Non-profit organizations are free from data privacy rules in Virginia and California, but not in Colorado. The CPA generally applies to all organizations, including for-profit and nonprofit, that process or have control over enough customer data to meet specific standards. Contrary to Virginia's data privacy statute, Colorado's regulation does not call for a certain level of revenue.


The CPA's scope is similar to that of the CDPA and CCPA, but there are several important distinctions. Any controller is subject to the CPA if they:

  • Conducts business in Colorado, or creates, delivers, or targets Colorado people with commercial goods or services
  • Over a single year, controls or processes the personal information of at least 100,000 customers.
  • Handles or controls the personal data of at least 25,000 consumers and derives income from the sale of personal data or receives a discount on the cost of products or services.

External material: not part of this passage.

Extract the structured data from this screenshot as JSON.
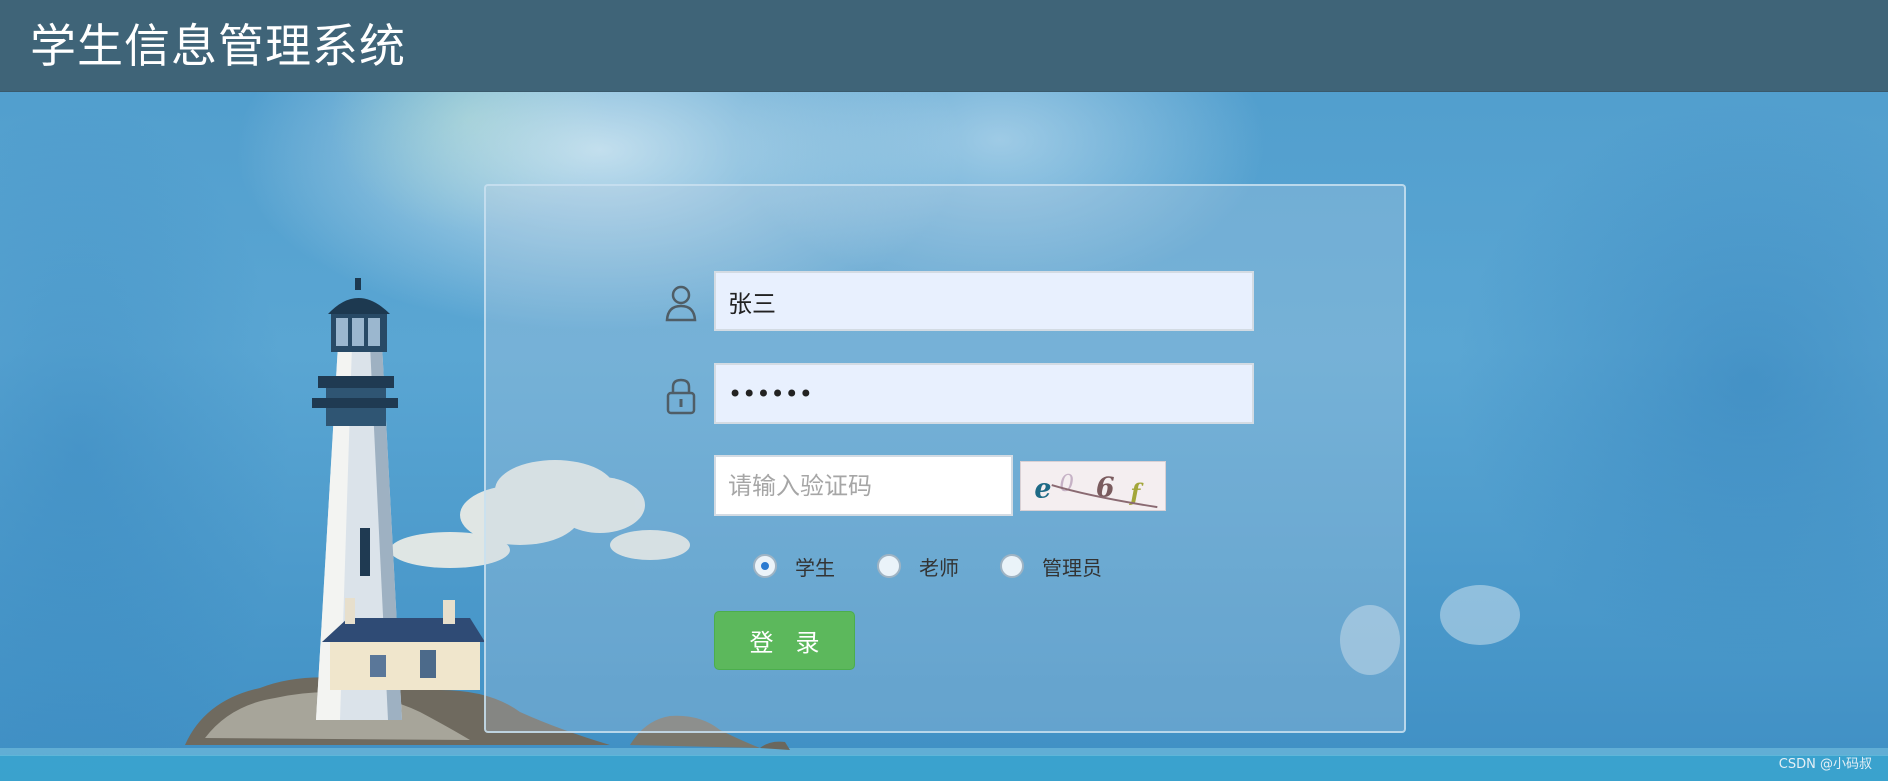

In contrast to the CPA's equivalents, district attorneys, as well as the attorney general, are responsible for enforcement. Almost every other proposed bill that was presented to state legislatures this session would have restricted enforcement jurisdiction to the state's attorney general, even though California now has a separate enforcement authority as a result of the CPRA.

Currently, the office must notify the controller after the attorney general or district attorney decides to start a case. After then, the controller has 60 days to correct the infraction. The cure period, which is restricted to 30 days in Virginia and California, has been significantly extended by this.